So you're saying users have the unlimited right to be rude to contributors to free hobbyist projects? Because one of the many minor miracles of MAME is that we rejected that reality long ago and substituted mutual respect.
It isn't about who does or does not have rights -- people are going to do whatever they want regardless. I'm saying "it comes with the job".
It's important that people who release software into the public realm (whether it be open-source or closed-source) accept the reality that they now have to provide a certain degree of support to the rest of the world. If the author(s) doesn't/don't want that responsibility, then don't release the software publicly.

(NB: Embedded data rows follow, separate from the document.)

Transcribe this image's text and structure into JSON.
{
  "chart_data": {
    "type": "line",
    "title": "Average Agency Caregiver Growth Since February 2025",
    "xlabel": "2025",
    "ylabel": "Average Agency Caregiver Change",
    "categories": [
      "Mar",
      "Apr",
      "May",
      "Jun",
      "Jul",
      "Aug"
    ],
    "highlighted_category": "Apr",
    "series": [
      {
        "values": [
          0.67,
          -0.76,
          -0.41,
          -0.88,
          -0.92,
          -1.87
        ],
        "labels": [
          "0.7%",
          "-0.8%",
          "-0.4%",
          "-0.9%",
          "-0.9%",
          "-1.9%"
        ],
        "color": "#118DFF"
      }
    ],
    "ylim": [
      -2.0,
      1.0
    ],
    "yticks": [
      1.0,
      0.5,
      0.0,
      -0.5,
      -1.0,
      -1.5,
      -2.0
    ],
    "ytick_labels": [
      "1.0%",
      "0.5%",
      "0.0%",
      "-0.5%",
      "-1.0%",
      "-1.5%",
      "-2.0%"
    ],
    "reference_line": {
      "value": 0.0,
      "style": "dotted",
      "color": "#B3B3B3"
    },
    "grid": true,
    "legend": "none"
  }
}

For example, there's a *lot* of software I've written over the years which I think the rest of the world could benefit from or would find useful, but I don't release it because I don't want the responsibilities associated with releasing something into the public realm. When it comes to the few programs and code I have released publicly, I go the extra mile to provide support for those things, despite the user having the ability to "fix it themselves". Why?

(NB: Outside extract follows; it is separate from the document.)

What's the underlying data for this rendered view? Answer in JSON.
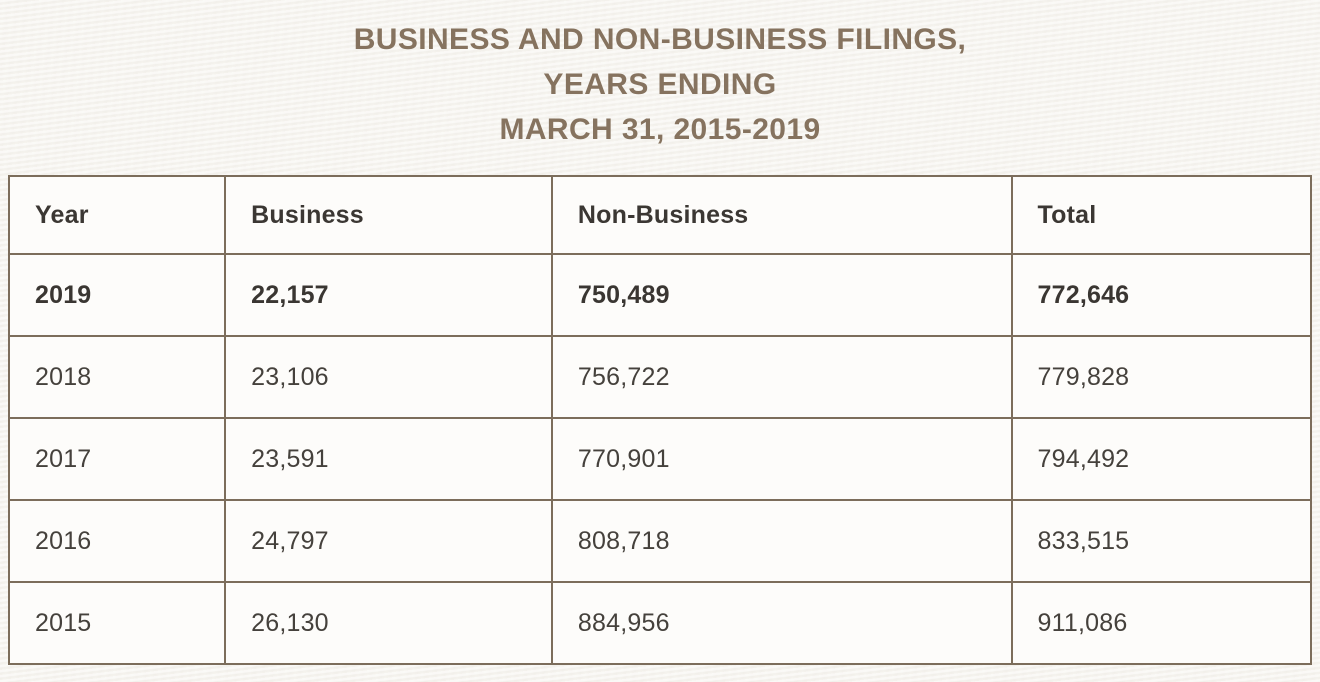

Because I believe open-source does not give software authors the right to say "its free, so the bugs are your problem". My code, my software, my bugs, my problem. I tend to think of software like a child -- it's something you helped create and raise, which makes it your responsibility for the rest of your life. You'll always be their parent.
It's cool if other software authors feel differently about the subject -- that's great -- but too many times have I seen the excuse given in the open-source world "you have the code, fix it yourself". It's such a pompous statement on so many levels that it upsets me -- and I AM someone who can possibly "fix it"!